An understanding of the regions archives must root itself in the historiography of the region if one is to critically analyse the abundance and or scarcity of particular archives in one part of the region as opposed to another.  Then within such a frame work begin to delineate the particular nuances of one island's history versus another.  In this, one can note that the lack of records for marriages of enslaved people on Barbados is due perhaps the particular fear of the planter class to having such a legal status conferred on the enslaved, where as  in Jamaica, the abundance of records is best explained by,  the presence of anti-abolitions sects like the Baptists and Moravians  that encouraged marriage amongst enslaved people, coupled with  the Church of England marring enslaved people that were mainly from the elite artisan class within the wider enslaved population.

The occurrence of such records in the region is due to one thing - greed.  Iberian and Northern European expansion to the " New World" carried with it genocide, land change and re-population.  Carried out over a period of some 500 years the presentation will examine the second period of transition characterised by the change in economic development away from 'plunder' to settled economic exploitation.  Those enemies of Spain gradually realised that economic wealth could be developed not through letters of marque and the non-dependable capture of a Spanish Fleet laden with gold and other items, but through the growth of cash crops to a willing European market.  A market whose appetite for the 'exotic', was tantalised through Saharan and eastern trade, was now whetted for the "goodies" of the West Indies.  With this want for new goods, economic agriculture was began which was to reach its heyday in the development of Economic Botanical gardens - being the Research & Development labs if the day.  The experiment to realise the potential cash profit of grown primary products exported back to the metropole had begun.  The legacy of such a change was to take many guises and is best summed up with the creation of the plantation economy.  

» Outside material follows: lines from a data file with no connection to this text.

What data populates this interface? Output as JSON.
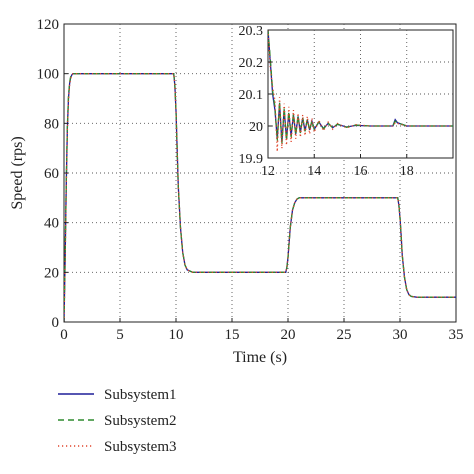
{
  "chart_data": [
    {
      "type": "line",
      "xlabel": "Time (s)",
      "ylabel": "Speed (rps)",
      "xlim": [
        0,
        35
      ],
      "ylim": [
        0,
        120
      ],
      "xticks": [
        "0",
        "5",
        "10",
        "15",
        "20",
        "25",
        "30",
        "35"
      ],
      "yticks": [
        "0",
        "20",
        "40",
        "60",
        "80",
        "100",
        "120"
      ],
      "grid": true,
      "legend_position": "bottom-left, below axes",
      "series": [
        {
          "name": "Subsystem1",
          "color": "#1f1f99",
          "style": "solid",
          "x": [
            0,
            0.1,
            0.2,
            0.3,
            0.4,
            0.5,
            0.6,
            0.7,
            0.8,
            1.0,
            9.8,
            9.9,
            10.0,
            10.1,
            10.2,
            10.4,
            10.6,
            10.8,
            11.0,
            11.5,
            19.8,
            19.9,
            20.0,
            20.1,
            20.2,
            20.4,
            20.6,
            20.8,
            21.0,
            21.5,
            29.8,
            29.9,
            30.0,
            30.1,
            30.2,
            30.4,
            30.6,
            30.8,
            31.0,
            31.5,
            35
          ],
          "y": [
            0,
            25,
            55,
            78,
            90,
            96,
            98.5,
            99.5,
            100,
            100,
            100,
            95,
            85,
            70,
            55,
            38,
            28,
            23,
            21,
            20,
            20,
            22,
            26,
            32,
            38,
            45,
            48,
            49.5,
            50,
            50,
            50,
            47,
            42,
            35,
            27,
            18,
            13,
            11,
            10.3,
            10,
            10
          ]
        },
        {
          "name": "Subsystem2",
          "color": "#2e8b2e",
          "style": "dashed",
          "x": [
            0,
            0.1,
            0.2,
            0.3,
            0.4,
            0.5,
            0.6,
            0.7,
            0.8,
            1.0,
            9.8,
            9.9,
            10.0,
            10.1,
            10.2,
            10.4,
            10.6,
            10.8,
            11.0,
            11.5,
            19.8,
            19.9,
            20.0,
            20.1,
            20.2,
            20.4,
            20.6,
            20.8,
            21.0,
            21.5,
            29.8,
            29.9,
            30.0,
            30.1,
            30.2,
            30.4,
            30.6,
            30.8,
            31.0,
            31.5,
            35
          ],
          "y": [
            0,
            26,
            56,
            79,
            91,
            96.5,
            99,
            99.8,
            100,
            100,
            100,
            95,
            85,
            70,
            55,
            38,
            28,
            23,
            21,
            20,
            20,
            22,
            26,
            32,
            38,
            45,
            48,
            49.5,
            50,
            50,
            50,
            47,
            42,
            35,
            27,
            18,
            13,
            11,
            10.3,
            10,
            10
          ]
        },
        {
          "name": "Subsystem3",
          "color": "#e0442a",
          "style": "dotted",
          "x": [
            0,
            0.1,
            0.2,
            0.3,
            0.4,
            0.5,
            0.6,
            0.7,
            0.8,
            1.0,
            9.8,
            9.9,
            10.0,
            10.1,
            10.2,
            10.4,
            10.6,
            10.8,
            11.0,
            11.5,
            19.8,
            19.9,
            20.0,
            20.1,
            20.2,
            20.4,
            20.6,
            20.8,
            21.0,
            21.5,
            29.8,
            29.9,
            30.0,
            30.1,
            30.2,
            30.4,
            30.6,
            30.8,
            31.0,
            31.5,
            35
          ],
          "y": [
            0,
            24,
            54,
            77,
            89,
            95.5,
            98,
            99.3,
            100,
            100,
            100,
            95,
            85,
            70,
            55,
            38,
            28,
            23,
            21,
            20,
            20,
            22,
            26,
            32,
            38,
            45,
            48,
            49.5,
            50,
            50,
            50,
            47,
            42,
            35,
            27,
            18,
            13,
            11,
            10.3,
            10,
            10
          ]
        }
      ]
    },
    {
      "type": "line",
      "role": "inset",
      "xlim": [
        12,
        20
      ],
      "ylim": [
        19.9,
        20.3
      ],
      "xticks": [
        "12",
        "14",
        "16",
        "18"
      ],
      "yticks": [
        "19.9",
        "20",
        "20.1",
        "20.2",
        "20.3"
      ],
      "grid": true,
      "series": [
        {
          "name": "Subsystem1",
          "color": "#1f1f99",
          "style": "solid",
          "x": [
            12.0,
            12.1,
            12.2,
            12.3,
            12.4,
            12.5,
            12.6,
            12.7,
            12.8,
            12.9,
            13.0,
            13.1,
            13.2,
            13.3,
            13.4,
            13.5,
            13.6,
            13.7,
            13.8,
            13.9,
            14.0,
            14.2,
            14.4,
            14.6,
            14.8,
            15.0,
            15.4,
            15.8,
            16.4,
            17.0,
            17.4,
            17.5,
            17.6,
            17.8,
            18.0,
            18.5,
            19.0,
            20.0
          ],
          "y": [
            20.3,
            20.2,
            20.1,
            20.05,
            19.96,
            20.07,
            19.95,
            20.05,
            19.96,
            20.04,
            19.97,
            20.035,
            19.975,
            20.03,
            19.98,
            20.025,
            19.985,
            20.02,
            19.988,
            20.015,
            19.99,
            20.012,
            19.992,
            20.008,
            19.995,
            20.005,
            19.997,
            20.002,
            20.0,
            20.0,
            20.0,
            20.02,
            20.01,
            20.005,
            20.0,
            20.0,
            20.0,
            20.0
          ]
        },
        {
          "name": "Subsystem2",
          "color": "#2e8b2e",
          "style": "dashed",
          "x": [
            12.0,
            12.1,
            12.2,
            12.3,
            12.4,
            12.5,
            12.6,
            12.7,
            12.8,
            12.9,
            13.0,
            13.1,
            13.2,
            13.3,
            13.4,
            13.5,
            13.6,
            13.7,
            13.8,
            13.9,
            14.0,
            14.2,
            14.4,
            14.6,
            14.8,
            15.0,
            15.4,
            15.8,
            16.4,
            17.0,
            17.4,
            17.5,
            17.6,
            17.8,
            18.0,
            18.5,
            19.0,
            20.0
          ],
          "y": [
            20.3,
            20.21,
            20.11,
            20.06,
            19.955,
            20.075,
            19.945,
            20.055,
            19.955,
            20.045,
            19.965,
            20.038,
            19.972,
            20.032,
            19.978,
            20.026,
            19.983,
            20.021,
            19.987,
            20.016,
            19.99,
            20.013,
            19.991,
            20.009,
            19.994,
            20.006,
            19.996,
            20.003,
            20.0,
            20.0,
            20.0,
            20.015,
            20.01,
            20.005,
            20.0,
            20.0,
            20.0,
            20.0
          ]
        },
        {
          "name": "Subsystem3",
          "color": "#e0442a",
          "style": "dotted",
          "x": [
            12.0,
            12.1,
            12.2,
            12.3,
            12.4,
            12.5,
            12.6,
            12.7,
            12.8,
            12.9,
            13.0,
            13.1,
            13.2,
            13.3,
            13.4,
            13.5,
            13.6,
            13.7,
            13.8,
            13.9,
            14.0,
            14.2,
            14.4,
            14.6,
            14.8,
            15.0,
            15.4,
            15.8,
            16.4,
            17.0,
            17.4,
            17.5,
            17.6,
            17.8,
            18.0,
            18.5,
            19.0,
            20.0
          ],
          "y": [
            20.3,
            20.18,
            20.12,
            20.08,
            19.92,
            20.09,
            19.93,
            20.07,
            19.94,
            20.06,
            19.95,
            20.05,
            19.96,
            20.04,
            19.965,
            20.035,
            19.97,
            20.03,
            19.975,
            20.025,
            19.98,
            20.018,
            19.985,
            20.012,
            19.99,
            20.008,
            19.994,
            20.004,
            20.0,
            20.0,
            20.0,
            20.01,
            20.008,
            20.004,
            20.0,
            20.0,
            20.0,
            20.0
          ]
        }
      ]
    }
  ],
  "legend": {
    "items": [
      {
        "label": "Subsystem1",
        "color": "#1f1f99",
        "style": "solid"
      },
      {
        "label": "Subsystem2",
        "color": "#2e8b2e",
        "style": "dashed"
      },
      {
        "label": "Subsystem3",
        "color": "#e0442a",
        "style": "dotted"
      }
    ]
  }
}
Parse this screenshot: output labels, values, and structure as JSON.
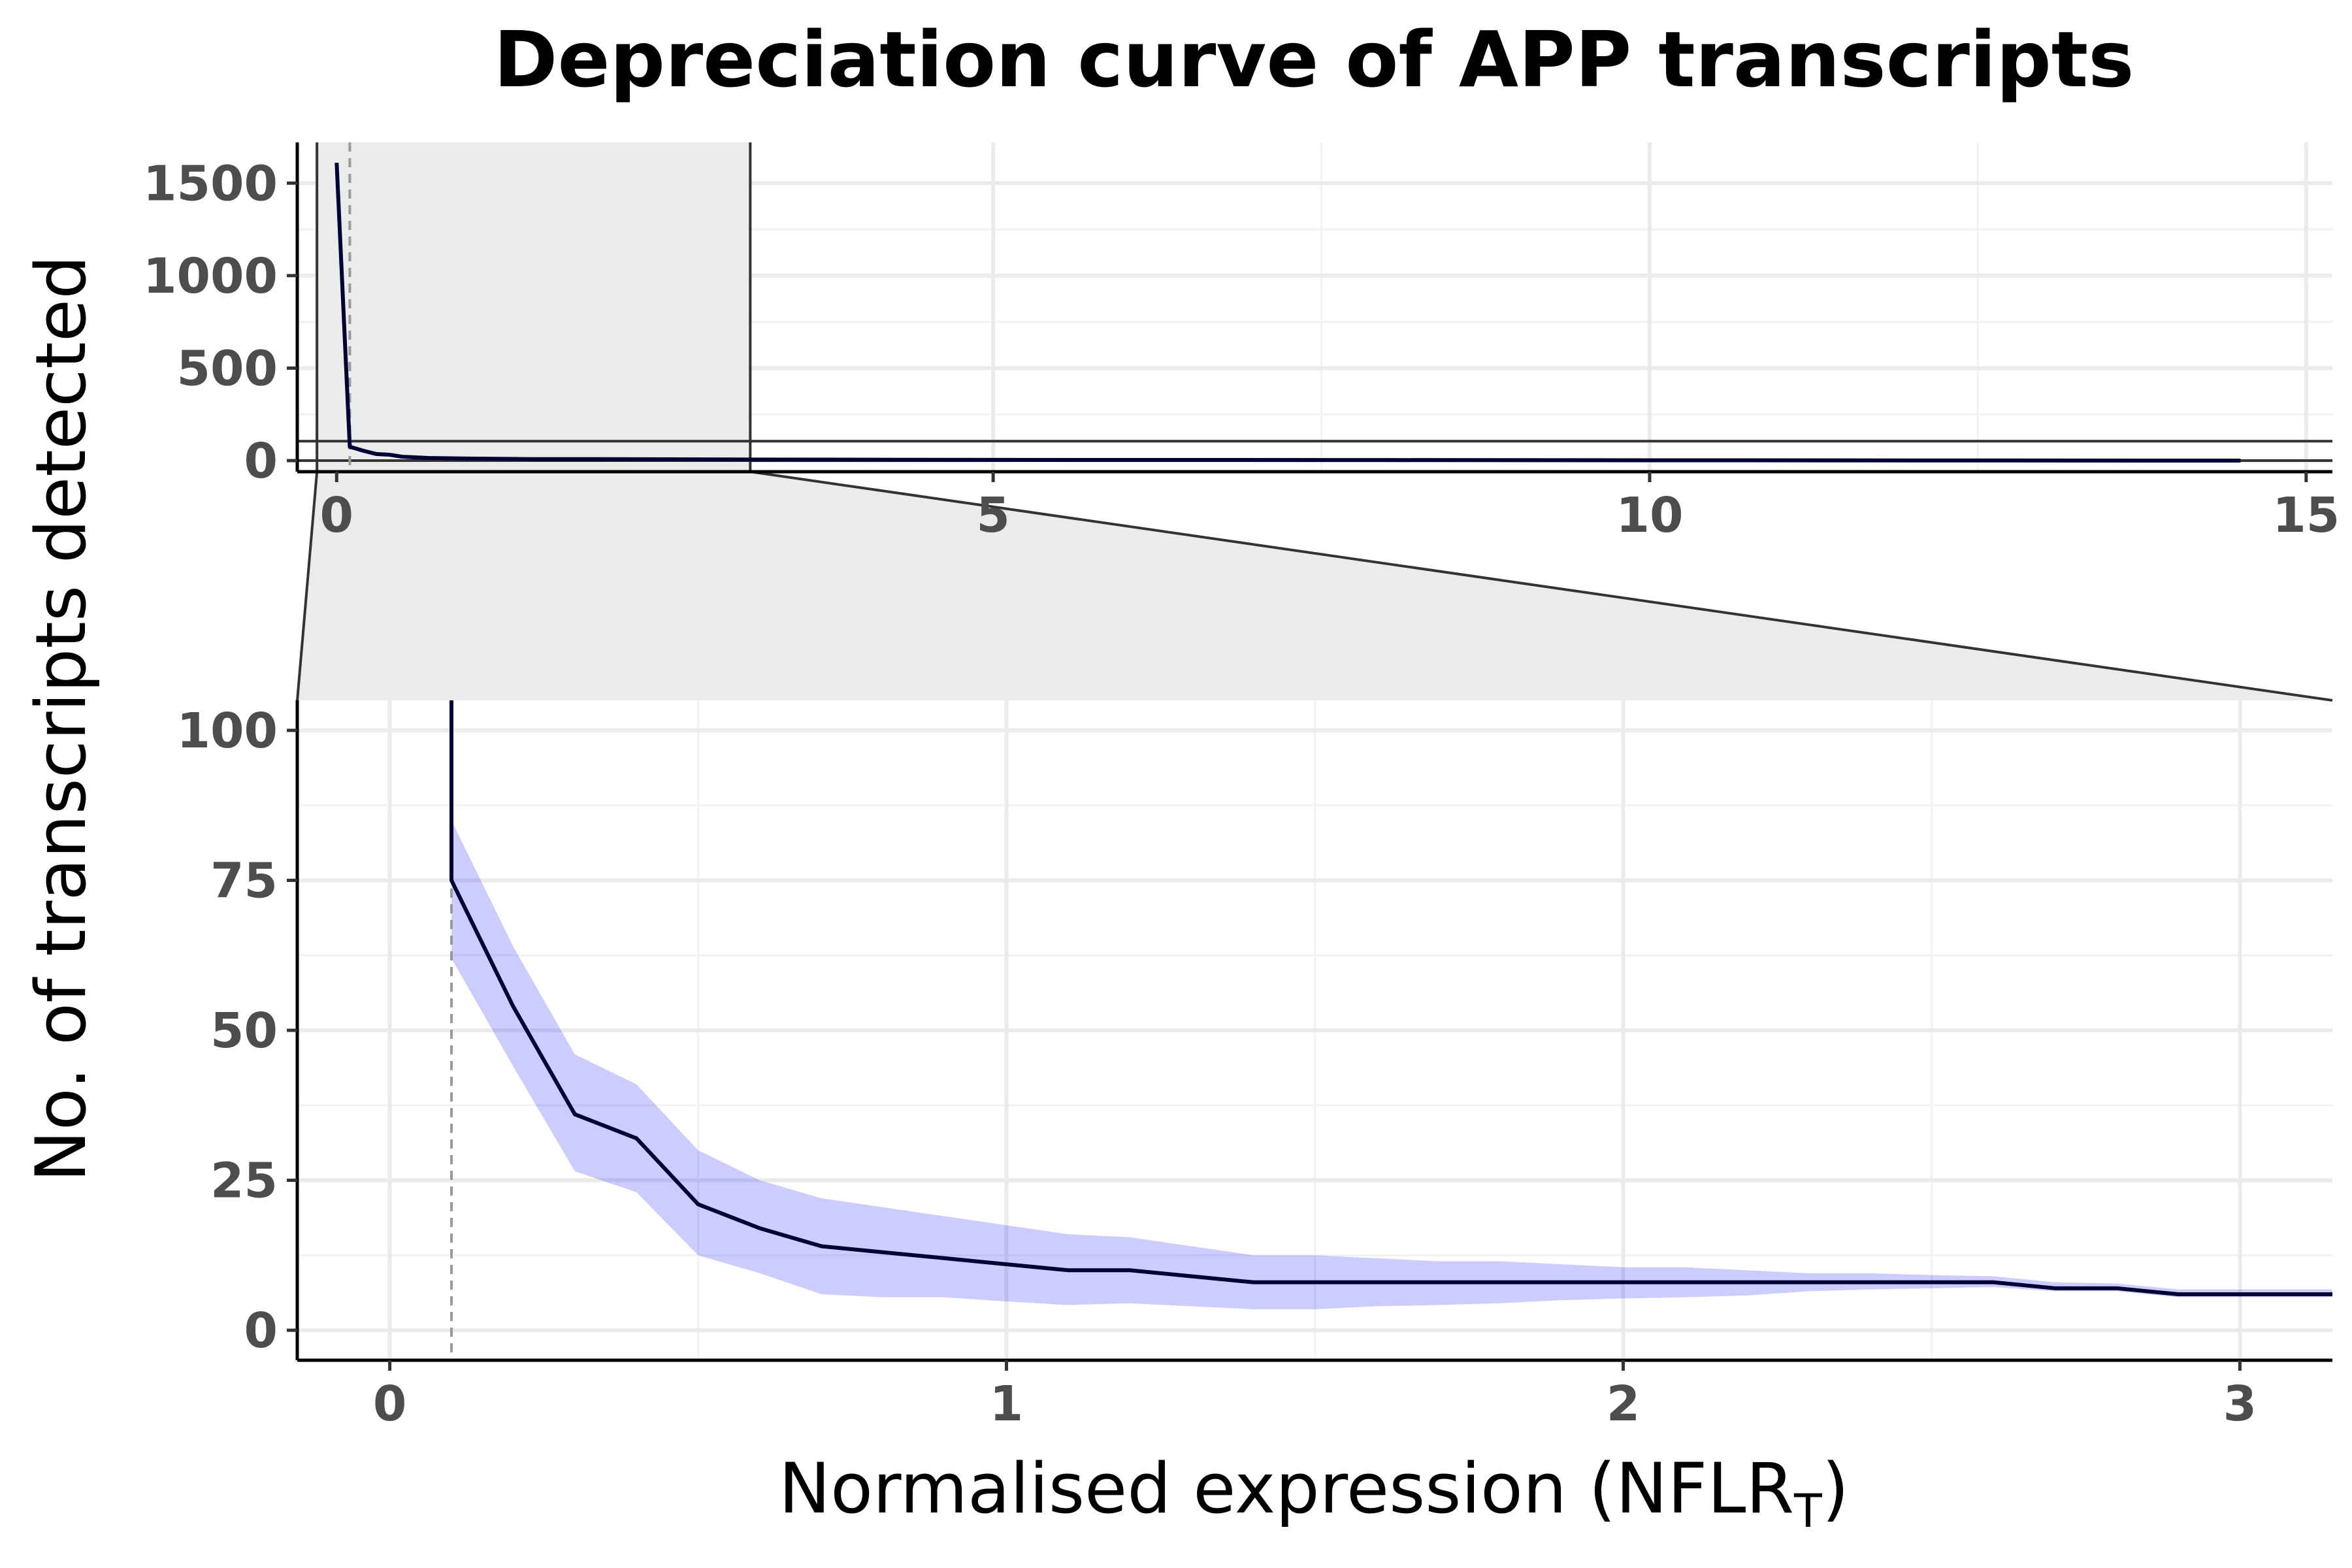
{
  "chart_data": {
    "type": "line",
    "title": "Depreciation curve of APP transcripts",
    "ylabel": "No. of transcripts detected",
    "xlabel_main": "Normalised expression (NFLR",
    "xlabel_subscript": "T",
    "xlabel_close": ")",
    "cutoff_x": 0.1,
    "colors": {
      "line": "#000033",
      "band": "#0000ff",
      "zoom": "#ebebeb"
    },
    "overview": {
      "xlim": [
        -0.3,
        15.2
      ],
      "ylim": [
        -60,
        1720
      ],
      "x_ticks": [
        0,
        5,
        10,
        15
      ],
      "x_tick_labels": [
        "0",
        "5",
        "10",
        "15"
      ],
      "y_ticks": [
        0,
        500,
        1000,
        1500
      ],
      "y_tick_labels": [
        "0",
        "500",
        "1000",
        "1500"
      ],
      "zoom_x": [
        -0.15,
        3.15
      ],
      "zoom_y": [
        0,
        105
      ],
      "x": [
        0,
        0.1,
        0.2,
        0.3,
        0.4,
        0.5,
        0.7,
        1.0,
        1.5,
        2.0,
        3.0,
        5.0,
        8.0,
        10.0,
        12.0,
        14.5
      ],
      "y": [
        1610,
        75,
        54,
        36,
        32,
        21,
        14,
        11,
        8,
        8,
        6,
        4,
        3,
        2,
        1,
        0
      ]
    },
    "detail": {
      "xlim": [
        -0.15,
        3.15
      ],
      "ylim": [
        -5,
        105
      ],
      "x_ticks": [
        0,
        1,
        2,
        3
      ],
      "x_tick_labels": [
        "0",
        "1",
        "2",
        "3"
      ],
      "y_ticks": [
        0,
        25,
        50,
        75,
        100
      ],
      "y_tick_labels": [
        "0",
        "25",
        "50",
        "75",
        "100"
      ],
      "series": [
        {
          "x": [
            0.1,
            0.2,
            0.3,
            0.4,
            0.5,
            0.6,
            0.7,
            0.8,
            0.9,
            1.0,
            1.1,
            1.2,
            1.3,
            1.4,
            1.5,
            1.6,
            1.7,
            1.8,
            1.9,
            2.0,
            2.1,
            2.2,
            2.3,
            2.4,
            2.5,
            2.6,
            2.7,
            2.8,
            2.9,
            3.0,
            3.15
          ],
          "y": [
            75,
            54,
            36,
            32,
            21,
            17,
            14,
            13,
            12,
            11,
            10,
            10,
            9,
            8,
            8,
            8,
            8,
            8,
            8,
            8,
            8,
            8,
            8,
            8,
            8,
            8,
            7,
            7,
            6,
            6,
            6
          ],
          "lower": [
            62,
            44,
            26.5,
            23,
            12.5,
            9.5,
            6,
            5.5,
            5.5,
            4.8,
            4.2,
            4.5,
            4,
            3.5,
            3.5,
            4,
            4.2,
            4.5,
            5,
            5.3,
            5.5,
            5.8,
            6.5,
            6.8,
            7,
            7.2,
            6.5,
            6.5,
            5.5,
            5.5,
            5.5
          ],
          "upper": [
            85,
            64,
            46,
            41,
            30,
            25,
            22,
            20.5,
            19,
            17.5,
            16,
            15.5,
            14,
            12.5,
            12.5,
            12,
            11.5,
            11.5,
            11,
            10.5,
            10.5,
            10,
            9.5,
            9.5,
            9.2,
            9,
            8,
            7.8,
            6.8,
            6.8,
            6.8
          ]
        }
      ]
    }
  }
}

This economy brought with it the creation of society that according to Sio 'used  colour as its barometer'. Its decisions and responses were as much guided by this principle as it was by the accumulation of wealth.  It is in trying to understand this society with its stereotypes and contradictions that records can help to illuminate the past and fill in the gaps for though the last 40 years of West Indian History has been Caribbeanised still more research remains to be done. Such research is enabled by the ability to access and analysed extant documents that have been preserved for that expressed purpose.